According to the tally by tracking agency worldometers.info, COVID-19 cases are now 18,023,614, as at Sunday 0630 GMT.
The new grim height was reached with rising cases in the United States, Brazil, India, Russia, South Africa, Mexico, Peru and Chile.
The United States sits above the leaderboard with 4,764,318 cases and over 157,000 deaths.
On Saturday, the World Health Organisation (WHO) warned that the coronavirus pandemic would be lengthy and could lead to “response fatigue”.
The WHO declared the global emergency just six months ago.
Since then, over 680,000 people have died and the number will keep increasing until a vaccine arrives.
South Africa is by far the hardest hit country in Africa, accounting for more than half of diagnosed infections, although President Cyril Ramaphosa said the fatality rate is lower than the global average.
Health authorities had been expecting a surge in cases after the gradual loosening of a strict lockdown that was imposed at the end of March.
Nigeria on Saturday also announced it would ease a lockdown in the commercial capital Lagos, allowing churches and mosques to reopen next week.
An emergency WHO committee reviewing the pandemic “highlighted the anticipated lengthy duration of this Covid-19 pandemic”, noting the importance of sustained community, national, regional, and global response efforts.
“WHO continues to assess the global risk level of Covid-19 to be very high,” it said in its latest statement.
The agency also said the effects of the pandemic “will be felt for decades to come”.
Mexico overtook Britain to become the third hardest hit country in virus deaths – after Brazil and the United States – with more than 46,600 fatal cases.
Although many Latin American countries have begun relaxing stay-at-home measures, the virus is spreading quickly across much of the region, which has now recorded more than four million cases and almost 200,000 deaths.
Half of them are in Brazil, where President Jair Bolsonaro said he believes “nearly everyone” will catch the virus eventually, after himself recovering from it.
The outlook was bleak in Asia as well, where India and the Philippines reported record increases in new daily infections.
“We are waging a losing battle against Covid-19, and we need to draw up a consolidated, definitive plan of action,” said an open letter signed by 80 Filipino medical associations.

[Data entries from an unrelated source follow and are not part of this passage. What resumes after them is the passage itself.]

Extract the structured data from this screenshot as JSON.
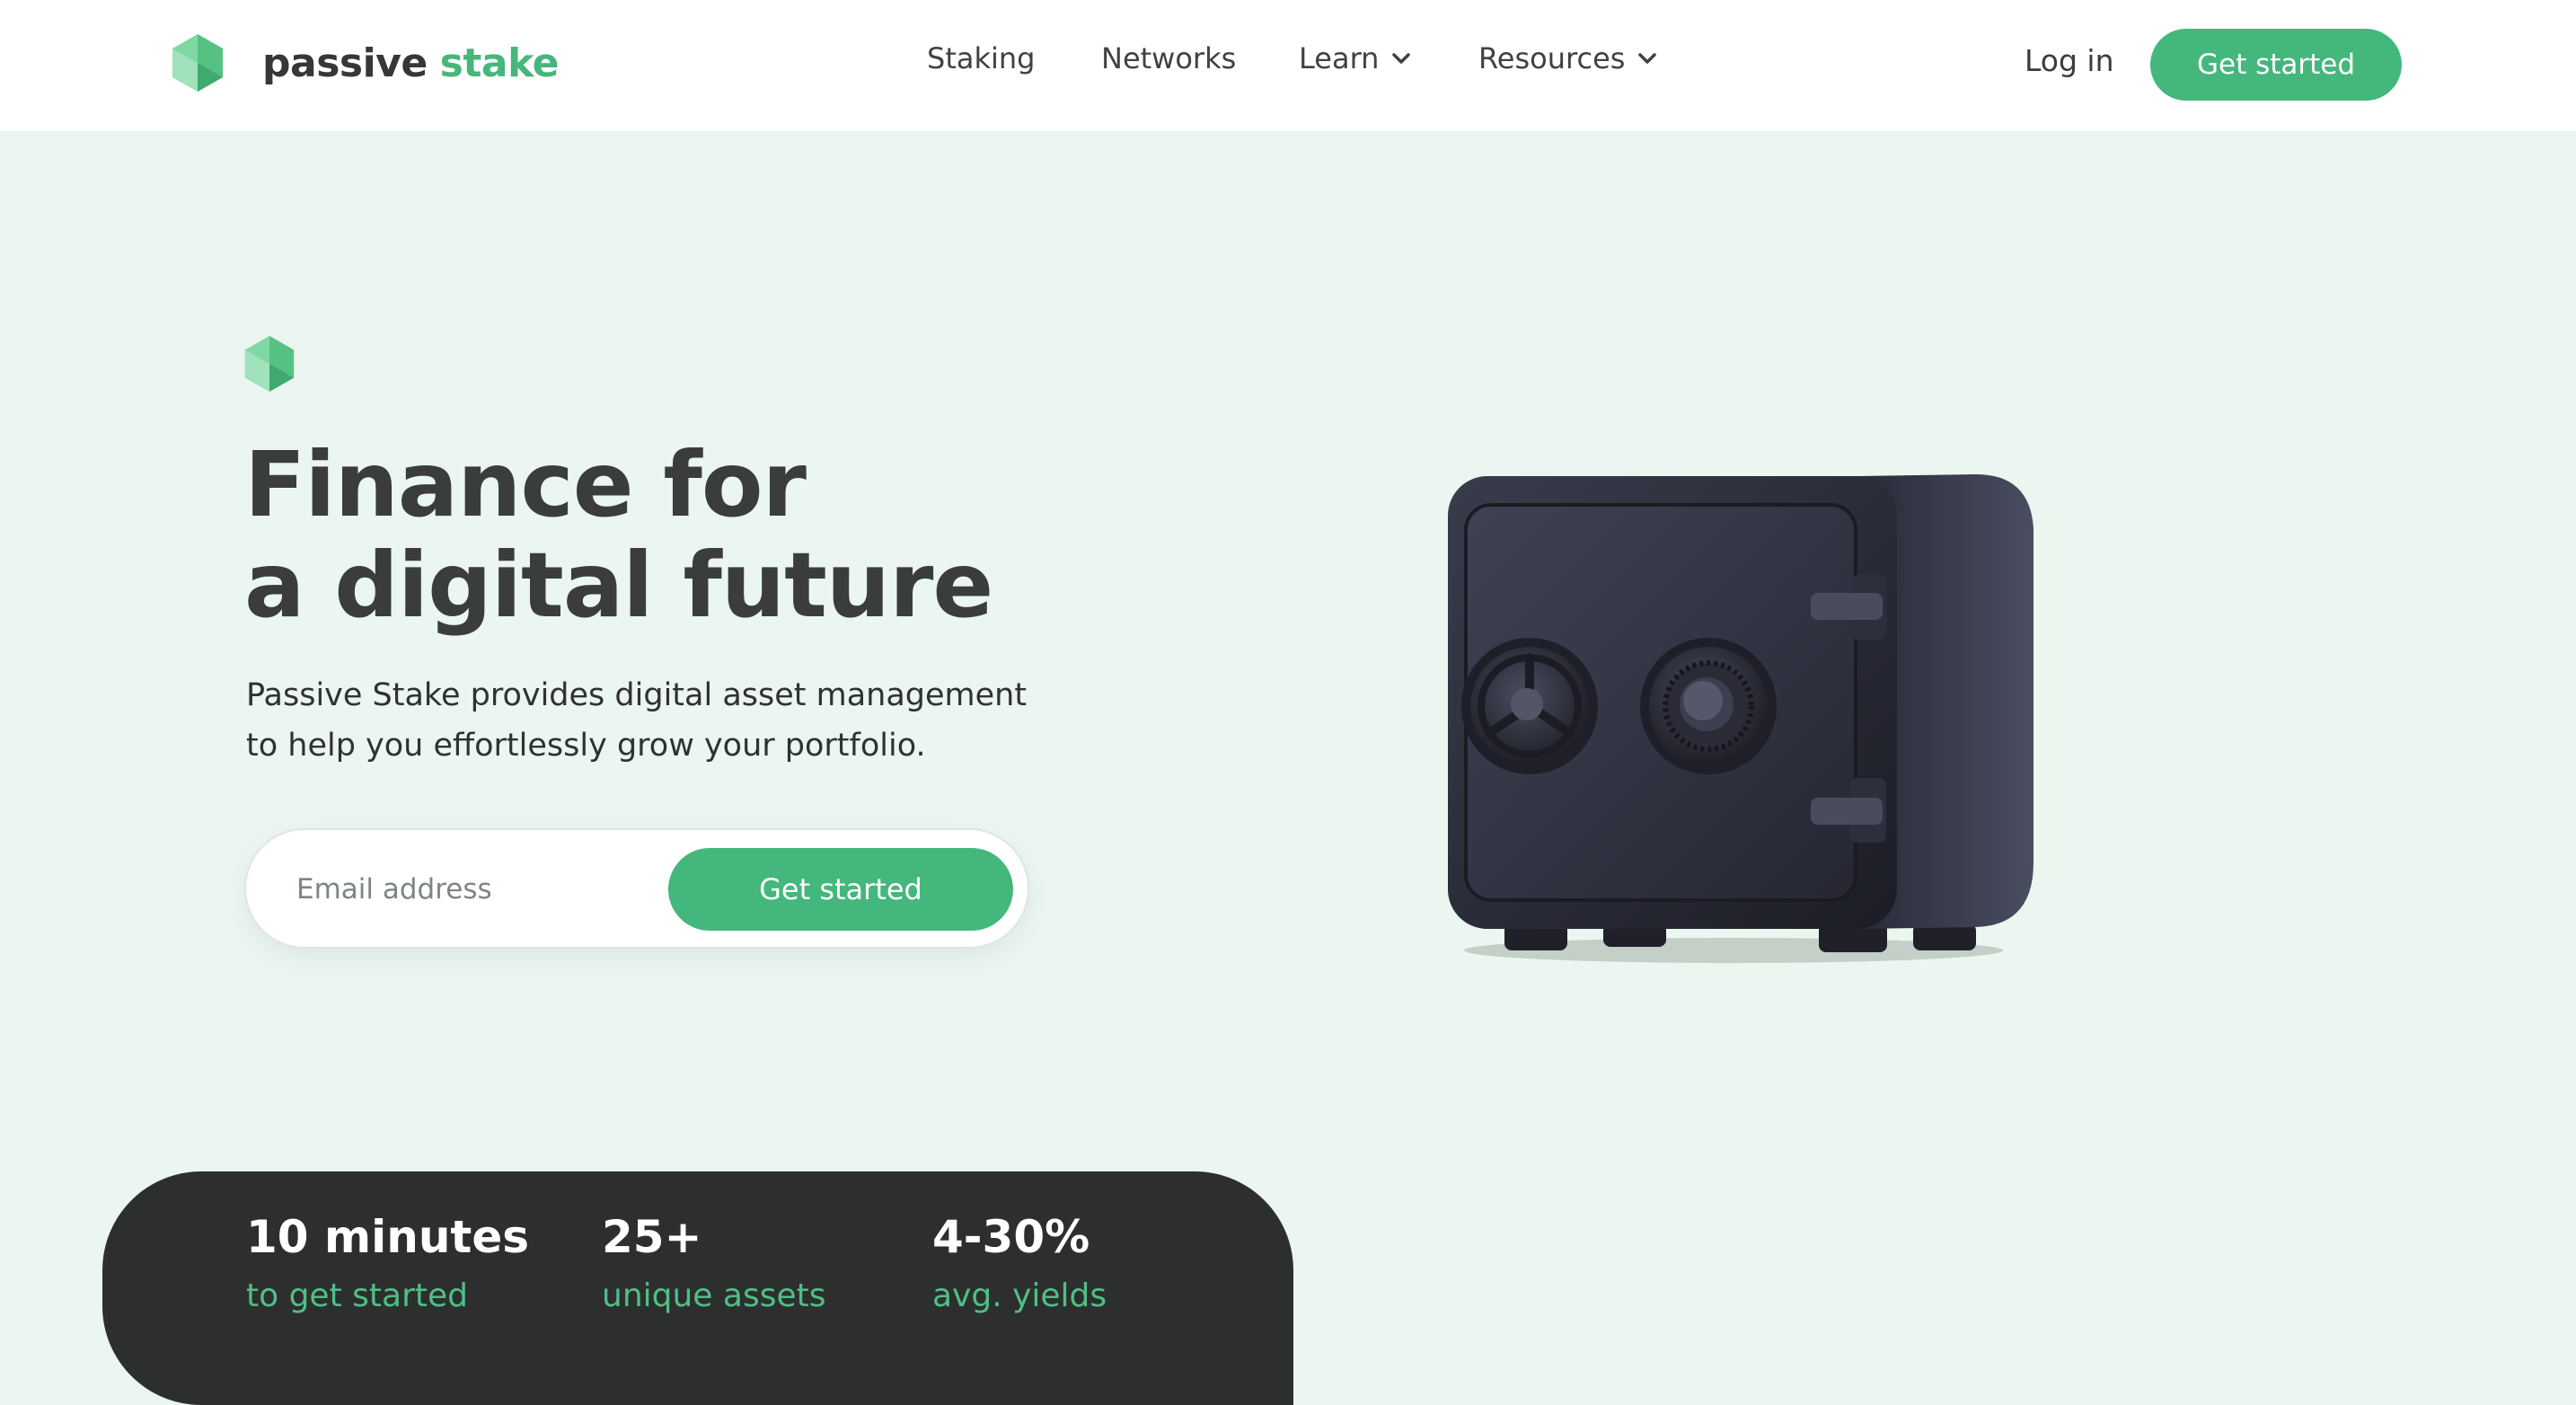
{
  "brand": {
    "word1": "passive",
    "word2": "stake"
  },
  "nav": {
    "items": [
      {
        "label": "Staking",
        "has_dropdown": false
      },
      {
        "label": "Networks",
        "has_dropdown": false
      },
      {
        "label": "Learn",
        "has_dropdown": true
      },
      {
        "label": "Resources",
        "has_dropdown": true
      }
    ],
    "login_label": "Log in",
    "cta_label": "Get started"
  },
  "hero": {
    "title_line1": "Finance for",
    "title_line2": "a digital future",
    "subtitle": "Passive Stake provides digital asset management to help you effortlessly grow your portfolio.",
    "email_placeholder": "Email address",
    "cta_label": "Get started"
  },
  "stats": [
    {
      "value": "10 minutes",
      "label": "to get started"
    },
    {
      "value": "25+",
      "label": "unique assets"
    },
    {
      "value": "4-30%",
      "label": "avg. yields"
    }
  ],
  "colors": {
    "accent": "#44b77c",
    "hero_background": "#eaf6ef",
    "stats_background": "#2d2f2e",
    "text_dark": "#3a3d3b"
  },
  "icons": [
    "hexagon-logo-icon",
    "chevron-down-icon",
    "safe-illustration"
  ]
}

Japan’s Okinawa declared a state of emergency after a record jump in cases on the islands – many linked to US military forces stationed there.
The pandemic has spurred a race for a vaccine with several Chinese companies at the forefront, while Russia has set a target date of September to roll out its own medicine.
However, US infectious disease expert Anthony Fauci said it was unlikely his country would use any vaccine developed in either nation.
“I do hope that the Chinese and the Russians are actually testing the vaccine before they are administering the vaccine to anyone,” he said.
As part of its “Operation Warp Speed”, the US government will pay pharmaceutical giants Sanofi and GSK up to US$2.1 billion (S$2.89 billion) for the development of a Covid-19 vaccine, the companies said.